Exaltación y apología del Airén
Hace unos años, con la implantación en las Tierras Raras de nuevos varietales de vitis vinífera, los irrefutables técnicos administrativos acuñaron la expresión “variedades mejorantes” para referirse a exóticos vidueños, naturales en general de la Françe, que asaltaron nuestros majuelos con desiguales resultados. ¿Mejorantes de qué? La contumaz coletilla, calcada de otra procedente, esta vez con sentido, de la zootecnia (”razas mejorantes”) ha sido progresivamente sustituida por la más políticamente correcta de “variedades complementarias”, que no quiere decir absolutamente nada pero dota a los agrónomos oficiales de un nuevo taxón en el que incluir todo lo que no sea lo de toda la vida, es decir, cencibel, garnacha tintorera, garnacha fina y airén. El airén es, ni más ni menos, el varietal cuantitativamente más importante del mundo en superficie cultivada: entre el treinta y el treinta y cinco por ciento del viñedo español está plantado con cepas Airén. Este porcentaje se eleva al aproximadamente setenta por ciento aquí en las Tierras Raras. Si Serrat se preguntaba, refiriéndose al Palmo, sobre cómo hacer buen vino de una cepa enana, podemos cuestionarnos, igualmente, cómo hacer buen vino de algo tan abundante. La respuesta está en la sensatez, en el buen gusto del elaborador y en el mantenimiento de las viejas costumbres, complementadas –aquí sí– por las tecnologías más actuales. Las cepas airén están perfectamente adaptadas al peor clima de las regiones vitícolas, que es el nuestro: escasísima agua, veranos extraordinariamente calurosos, heladas tardías y, cuando toca, incesantes lluvias en junio. Para acabar de pintar el retablo de las maravillas, suelos torpemente calcáreos, de escasa profundidad, poca aireación y mal drenaje. Y, ahí, el airén se bandea cual rufián en la mancebía: es capaz de producir hasta seis kilos de uva por cepa en secano rabioso, con unos racimos hermosísimos de granos perfectamente redondos y justamente separados entre sí (“que corra el aire”, le decía la casta novia al mozo empeñado en rozar las carnes prietas), precisamente para prevenir infecciones fúngicas.

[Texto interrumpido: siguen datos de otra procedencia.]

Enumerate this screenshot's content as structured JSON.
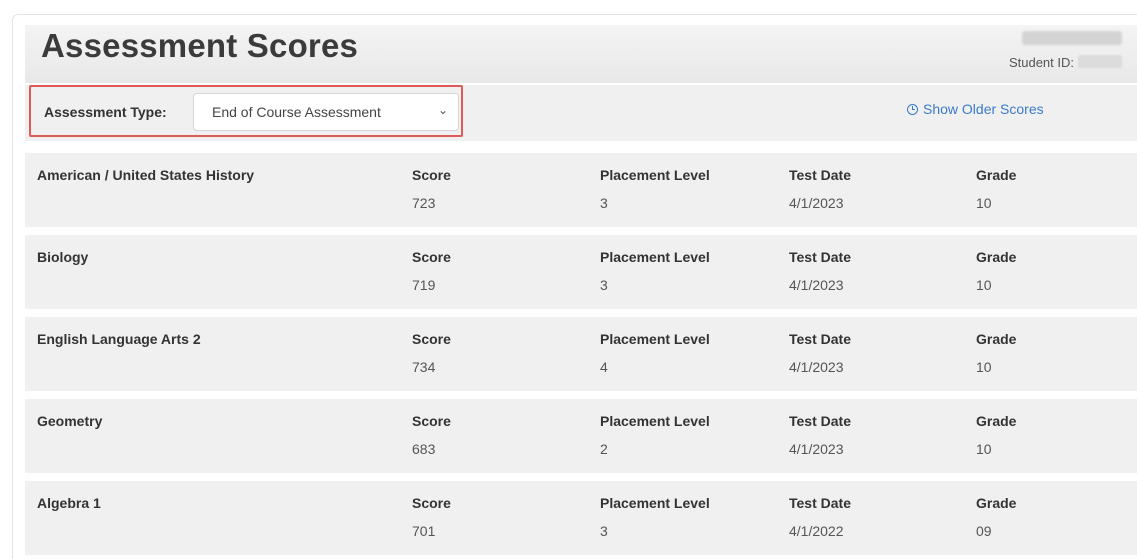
{
  "header": {
    "title": "Assessment Scores",
    "student_id_label": "Student ID:"
  },
  "filter": {
    "label": "Assessment Type:",
    "selected": "End of Course Assessment",
    "show_older": "Show Older Scores"
  },
  "labels": {
    "score": "Score",
    "placement": "Placement Level",
    "test_date": "Test Date",
    "grade": "Grade"
  },
  "rows": [
    {
      "subject": "American / United States History",
      "score": "723",
      "placement": "3",
      "date": "4/1/2023",
      "grade": "10"
    },
    {
      "subject": "Biology",
      "score": "719",
      "placement": "3",
      "date": "4/1/2023",
      "grade": "10"
    },
    {
      "subject": "English Language Arts 2",
      "score": "734",
      "placement": "4",
      "date": "4/1/2023",
      "grade": "10"
    },
    {
      "subject": "Geometry",
      "score": "683",
      "placement": "2",
      "date": "4/1/2023",
      "grade": "10"
    },
    {
      "subject": "Algebra 1",
      "score": "701",
      "placement": "3",
      "date": "4/1/2022",
      "grade": "09"
    }
  ],
  "colors": {
    "highlight": "#e05a5a",
    "link": "#3a7bc8"
  }
}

El vino de airén es de clarísimo color, aunque no particularmente rico en aromas primarios; sin embargo, los que se aprecian resultan de una frescura herbal extraordinaria. Fermentado en roble, gana algo de intensidad colorante y, aún perdiendo en parte la verde virginidad de la fermentación tradicional, gana en complejidad y pica la nariz con matices de plátano y mandarina. Una excelente combinación, puesta en práctica muy recientemente por ciertas bodegas (Fructuoso, de Alcázar de San Juan, Vinícola de Castilla, de Manzanares, o Peces-Barba, de Orgaz) es la de airén con moscatel de grano menudo: la ganancia en aromas, untuosidad y cuerpo es realmente notable. Si lo ven por ahí, háganse el favor de, siempre por menos de cuatro euros, darse un homenaje manchego.